APStracts 6:0546N, 1999.
Whole cell voltage and current clamp measurements were done on intact Xenopus laevis larval spinal neurons at developmental stages 42-47. Firing patterns and electrotonic properties of putative interneurons from the dorsal and ventral medial regions of the spinal cord at myotome levels 4-6 were measured in isolated spinal cord preparations. Passive electrotonic parameters were determined with internal cesium sulfate solutions as well as in the presence of active potassium conductances. Step clamp stimuli were combined with white noise frequency domain measurements in order to determine both linear and non-linear responses at different membrane potential levels. Comparison of analytical and compartmental dendritic models provided a way to determine the number of compartments needed to describe the dendritic structure. The electrotonic structure of putative interneurons was correlated with their firing behavior such that highly accommodating neurons (Type B) had relatively larger dendritic areas and lower electrotonic lengths compared to neurons that showed sustained action potential firing in response to a constant current (Type A). Type A neurons had a wide range of dendritic areas and potassium conductances that were activated at membrane potentials more negative than observed in Type B neurons.
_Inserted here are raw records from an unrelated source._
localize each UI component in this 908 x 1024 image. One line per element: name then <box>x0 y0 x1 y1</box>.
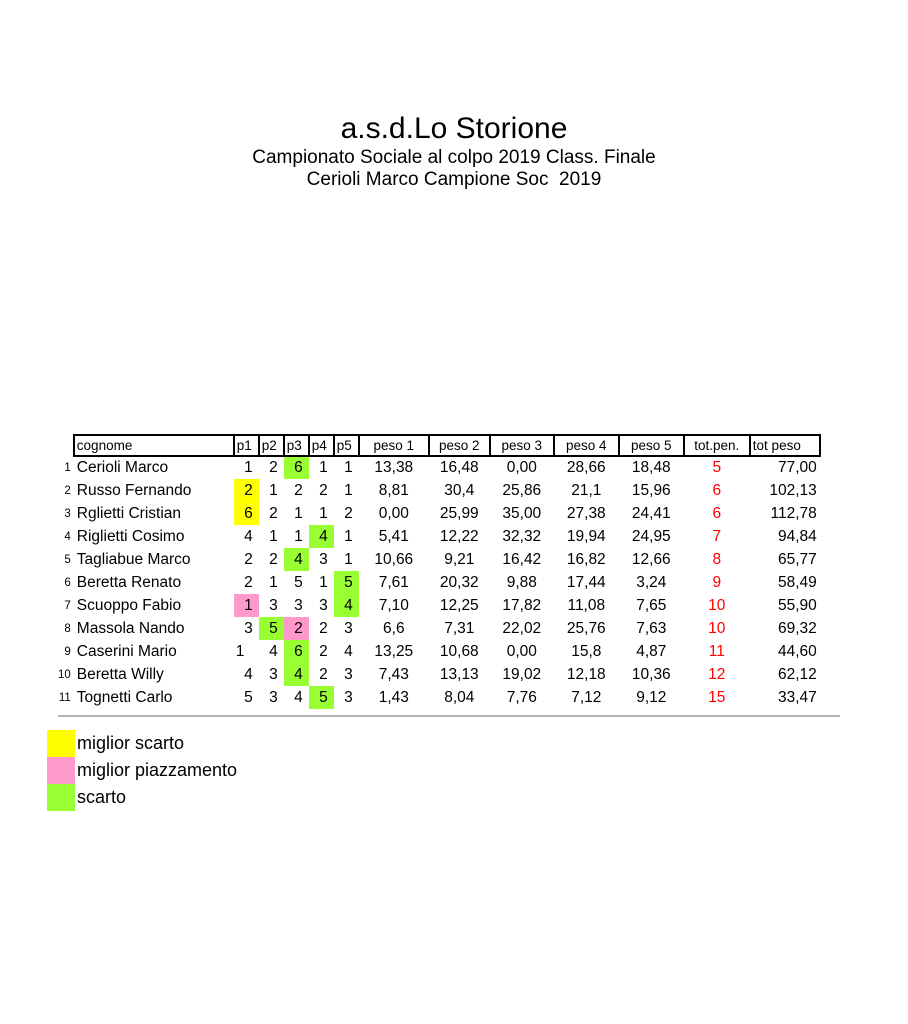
column-header-totpeso: tot peso <box>750 435 820 456</box>
legend-item-miglior-piazzamento <box>47 757 237 784</box>
row-placement-p1-highlight-miglior-scarto: 2 <box>234 479 259 502</box>
row-peso-2: 25,99 <box>439 504 479 522</box>
row-tot-peso: 77,00 <box>778 459 817 476</box>
row-tot-pen: 12 <box>708 665 726 683</box>
row-placement-p3: 1 <box>294 504 303 522</box>
miglior-piazzamento-swatch <box>47 757 75 784</box>
row-tot-pen: 6 <box>712 481 722 499</box>
row-placement-p1: 2 <box>244 550 253 568</box>
row-placement-p1-highlight-miglior-scarto: 6 <box>234 502 259 525</box>
row-placement-p2-highlight-scarto: 5 <box>259 617 284 640</box>
column-header-totpen: tot.pen. <box>684 435 750 456</box>
row-placement-p2: 2 <box>269 550 278 568</box>
row-placement-p1: 5 <box>244 688 253 706</box>
row-peso-5: 24,41 <box>631 504 671 522</box>
row-tot-pen: 5 <box>712 459 722 476</box>
row-peso-1: 7,61 <box>378 573 409 591</box>
row-peso-2: 30,4 <box>444 481 475 499</box>
row-peso-4: 28,66 <box>566 459 606 476</box>
row-peso-4: 15,8 <box>571 642 602 660</box>
column-header-p4: p4 <box>309 435 334 456</box>
row-peso-1: 13,38 <box>374 459 414 476</box>
rank-column-spacer <box>58 435 74 456</box>
legend <box>47 730 237 811</box>
row-peso-1: 10,66 <box>374 550 414 568</box>
column-header-peso2: peso 2 <box>429 435 490 456</box>
row-placement-p1: 3 <box>244 619 253 637</box>
row-placement-p2: 3 <box>269 688 278 706</box>
row-placement-p4-highlight-scarto: 5 <box>309 686 334 709</box>
row-peso-4: 16,82 <box>566 550 606 568</box>
row-peso-4: 19,94 <box>566 527 606 545</box>
row-peso-4: 17,44 <box>566 573 606 591</box>
row-peso-4: 21,1 <box>571 481 602 499</box>
row-rank: 3 <box>64 507 71 520</box>
table-row <box>58 594 820 617</box>
row-placement-p5: 1 <box>344 527 353 545</box>
row-peso-2: 20,32 <box>439 573 479 591</box>
row-rank: 6 <box>64 576 71 589</box>
results-table <box>58 434 821 709</box>
legend-item-scarto <box>47 784 237 811</box>
row-peso-1: 7,10 <box>378 596 409 614</box>
row-peso-2: 13,13 <box>439 665 479 683</box>
table-header-row <box>58 435 820 456</box>
row-placement-p2: 2 <box>269 459 278 476</box>
row-placement-p5: 3 <box>344 688 353 706</box>
row-placement-p3: 4 <box>294 688 303 706</box>
row-placement-p3-highlight-miglior-piazzamento: 2 <box>284 617 309 640</box>
row-tot-pen: 9 <box>712 573 722 591</box>
row-placement-p2: 1 <box>269 527 278 545</box>
page-title: a.s.d.Lo Storione <box>340 112 568 145</box>
row-cognome: Tognetti Carlo <box>76 688 173 706</box>
row-peso-2: 12,25 <box>439 596 479 614</box>
legend-label: miglior scarto <box>77 733 185 753</box>
column-header-cognome: cognome <box>74 435 234 456</box>
row-placement-p2: 2 <box>269 504 278 522</box>
row-tot-peso: 62,12 <box>778 665 817 683</box>
row-rank: 4 <box>64 530 71 543</box>
row-tot-pen: 10 <box>708 619 726 637</box>
row-placement-p4-highlight-scarto: 4 <box>309 525 334 548</box>
row-tot-peso: 58,49 <box>778 573 817 591</box>
row-placement-p3-highlight-scarto: 6 <box>284 640 309 663</box>
row-cognome: Tagliabue Marco <box>76 550 191 568</box>
table-row <box>58 456 820 479</box>
column-header-peso3: peso 3 <box>490 435 554 456</box>
row-placement-p3-highlight-scarto: 4 <box>284 548 309 571</box>
row-tot-peso: 102,13 <box>769 481 817 499</box>
row-rank: 10 <box>58 668 71 681</box>
row-peso-5: 24,95 <box>631 527 671 545</box>
row-placement-p5-highlight-scarto: 5 <box>334 571 359 594</box>
row-placement-p3-highlight-scarto: 4 <box>284 663 309 686</box>
row-peso-1: 1,43 <box>378 688 409 706</box>
row-placement-p4: 2 <box>319 665 328 683</box>
row-peso-3: 25,86 <box>502 481 542 499</box>
row-peso-1: 7,43 <box>378 665 409 683</box>
row-placement-p4: 1 <box>319 504 328 522</box>
row-rank: 9 <box>64 645 71 658</box>
row-tot-peso: 94,84 <box>778 527 817 545</box>
column-header-peso5: peso 5 <box>619 435 684 456</box>
table-row <box>58 640 820 663</box>
row-placement-p5: 1 <box>344 550 353 568</box>
row-peso-3: 22,02 <box>502 619 542 637</box>
table-row <box>58 571 820 594</box>
row-peso-1: 6,6 <box>383 619 405 637</box>
row-placement-p2: 1 <box>269 573 278 591</box>
row-peso-5: 12,66 <box>631 550 671 568</box>
row-cognome: Beretta Willy <box>76 665 164 683</box>
column-header-peso4: peso 4 <box>554 435 619 456</box>
title-block <box>0 111 908 191</box>
row-peso-4: 27,38 <box>566 504 606 522</box>
column-header-p5: p5 <box>334 435 359 456</box>
row-rank: 7 <box>64 599 71 612</box>
legend-label: scarto <box>77 787 127 807</box>
miglior-scarto-swatch <box>47 730 75 757</box>
row-peso-2: 16,48 <box>439 459 479 476</box>
row-rank: 8 <box>64 622 71 635</box>
row-cognome: Beretta Renato <box>76 573 182 591</box>
row-placement-p3: 5 <box>294 573 303 591</box>
row-peso-3: 0,00 <box>506 459 537 476</box>
table-row <box>58 525 820 548</box>
row-rank: 1 <box>64 461 71 474</box>
row-peso-3: 35,00 <box>502 504 542 522</box>
row-tot-pen: 7 <box>712 527 722 545</box>
row-peso-1: 5,41 <box>378 527 409 545</box>
row-peso-3: 7,76 <box>506 688 537 706</box>
row-placement-p3: 2 <box>294 481 303 499</box>
row-tot-peso: 112,78 <box>770 504 817 522</box>
row-peso-4: 12,18 <box>566 665 606 683</box>
row-placement-p3-highlight-scarto: 6 <box>284 456 309 479</box>
row-placement-p1: 1 <box>235 642 245 660</box>
scarto-swatch <box>47 784 75 811</box>
row-peso-3: 32,32 <box>502 527 542 545</box>
row-placement-p4: 1 <box>319 459 328 476</box>
row-placement-p4: 2 <box>319 619 328 637</box>
column-header-peso1: peso 1 <box>359 435 429 456</box>
row-peso-3: 19,02 <box>502 665 542 683</box>
table-row <box>58 617 820 640</box>
row-placement-p5: 1 <box>344 481 353 499</box>
row-placement-p1: 1 <box>244 459 253 476</box>
row-cognome: Riglietti Cosimo <box>76 527 185 545</box>
table-row <box>58 479 820 502</box>
row-peso-3: 0,00 <box>506 642 537 660</box>
row-rank: 2 <box>64 484 71 497</box>
row-placement-p4: 3 <box>319 596 328 614</box>
row-tot-pen: 15 <box>708 688 726 706</box>
row-peso-3: 9,88 <box>506 573 537 591</box>
row-placement-p2: 4 <box>269 642 278 660</box>
row-placement-p1: 2 <box>244 573 253 591</box>
subtitle-line-1: Campionato Sociale al colpo 2019 Class. Finale <box>252 147 656 168</box>
row-peso-5: 15,96 <box>631 481 671 499</box>
row-tot-pen: 6 <box>712 504 722 522</box>
row-peso-5: 3,24 <box>636 573 667 591</box>
table-row <box>58 686 820 709</box>
row-placement-p4: 2 <box>319 642 328 660</box>
column-header-p3: p3 <box>284 435 309 456</box>
row-peso-5: 7,63 <box>636 619 667 637</box>
row-placement-p5: 1 <box>344 459 353 476</box>
row-peso-5: 4,87 <box>636 642 667 660</box>
table-bottom-rule <box>58 715 840 717</box>
legend-label: miglior piazzamento <box>77 760 238 780</box>
row-placement-p4: 2 <box>319 481 328 499</box>
row-placement-p4: 1 <box>319 573 328 591</box>
row-peso-1: 0,00 <box>378 504 409 522</box>
row-tot-peso: 65,77 <box>778 550 817 568</box>
row-peso-4: 25,76 <box>566 619 606 637</box>
row-peso-2: 8,04 <box>444 688 475 706</box>
row-placement-p3: 3 <box>294 596 303 614</box>
column-header-p2: p2 <box>259 435 284 456</box>
table-row <box>58 502 820 525</box>
row-placement-p1-highlight-miglior-piazzamento: 1 <box>234 594 259 617</box>
row-cognome: Massola Nando <box>76 619 185 637</box>
row-placement-p5: 4 <box>344 642 353 660</box>
row-cognome: Cerioli Marco <box>76 459 169 476</box>
row-peso-4: 7,12 <box>571 688 602 706</box>
row-peso-3: 16,42 <box>502 550 542 568</box>
row-placement-p5: 2 <box>344 504 353 522</box>
table-row <box>58 663 820 686</box>
row-placement-p5-highlight-scarto: 4 <box>334 594 359 617</box>
legend-item-miglior-scarto <box>47 730 237 757</box>
row-placement-p2: 3 <box>269 596 278 614</box>
row-peso-3: 17,82 <box>502 596 542 614</box>
row-peso-5: 7,65 <box>636 596 667 614</box>
row-tot-peso: 33,47 <box>778 688 817 706</box>
row-peso-5: 18,48 <box>631 459 671 476</box>
row-peso-2: 12,22 <box>439 527 479 545</box>
row-tot-pen: 8 <box>712 550 722 568</box>
row-placement-p4: 3 <box>319 550 328 568</box>
row-tot-pen: 11 <box>708 642 725 660</box>
row-placement-p5: 3 <box>344 665 353 683</box>
row-placement-p2: 3 <box>269 665 278 683</box>
row-peso-2: 7,31 <box>444 619 475 637</box>
row-placement-p1: 4 <box>244 527 253 545</box>
row-cognome: Scuoppo Fabio <box>76 596 182 614</box>
row-tot-peso: 69,32 <box>778 619 817 637</box>
results-table-area <box>58 434 821 709</box>
row-placement-p2: 1 <box>269 481 278 499</box>
row-tot-pen: 10 <box>708 596 726 614</box>
row-peso-1: 8,81 <box>378 481 409 499</box>
row-peso-5: 10,36 <box>631 665 671 683</box>
row-placement-p5: 3 <box>344 619 353 637</box>
row-placement-p3: 1 <box>294 527 303 545</box>
row-peso-2: 9,21 <box>444 550 475 568</box>
subtitle-line-2: Cerioli Marco Campione Soc 2019 <box>306 169 602 190</box>
table-row <box>58 548 820 571</box>
row-cognome: Caserini Mario <box>76 642 177 660</box>
row-cognome: Russo Fernando <box>76 481 192 499</box>
row-rank: 5 <box>64 553 71 566</box>
row-placement-p1: 4 <box>244 665 253 683</box>
row-tot-peso: 44,60 <box>778 642 817 660</box>
row-peso-1: 13,25 <box>374 642 414 660</box>
row-rank: 11 <box>58 691 71 704</box>
row-peso-5: 9,12 <box>636 688 667 706</box>
row-peso-2: 10,68 <box>439 642 479 660</box>
row-peso-4: 11,08 <box>567 596 606 614</box>
row-tot-peso: 55,90 <box>778 596 817 614</box>
row-cognome: Rglietti Cristian <box>76 504 182 522</box>
column-header-p1: p1 <box>234 435 259 456</box>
The differences in the potassium conductances were in part responsible for a much greater rectification in the steady state current voltage (I/V curve) of the strongly accommodating neurons compared to repetitively firing cells. The average values of the passive electrotonic parameters found for Rall Type A and B neurons were csoma = 3.3 & 2.6 pF, gsoma = 187 & 38 pS, L = 0.36 & 0.21 and A=3.3 & 6.5 for soma capacitance, soma conductance, electrotonic length and the ratio of the dendritic to somatic areas, respectively. Thus, these experiments suggest that there is a correlation between the electrotonic structure and the excitability properties elicited from the somatic region.

Received 7 July 1999; accepted in final form 28 October 1999.
APS Manuscript Number J554-9.
Article publication pending Journal of Neurophysiology.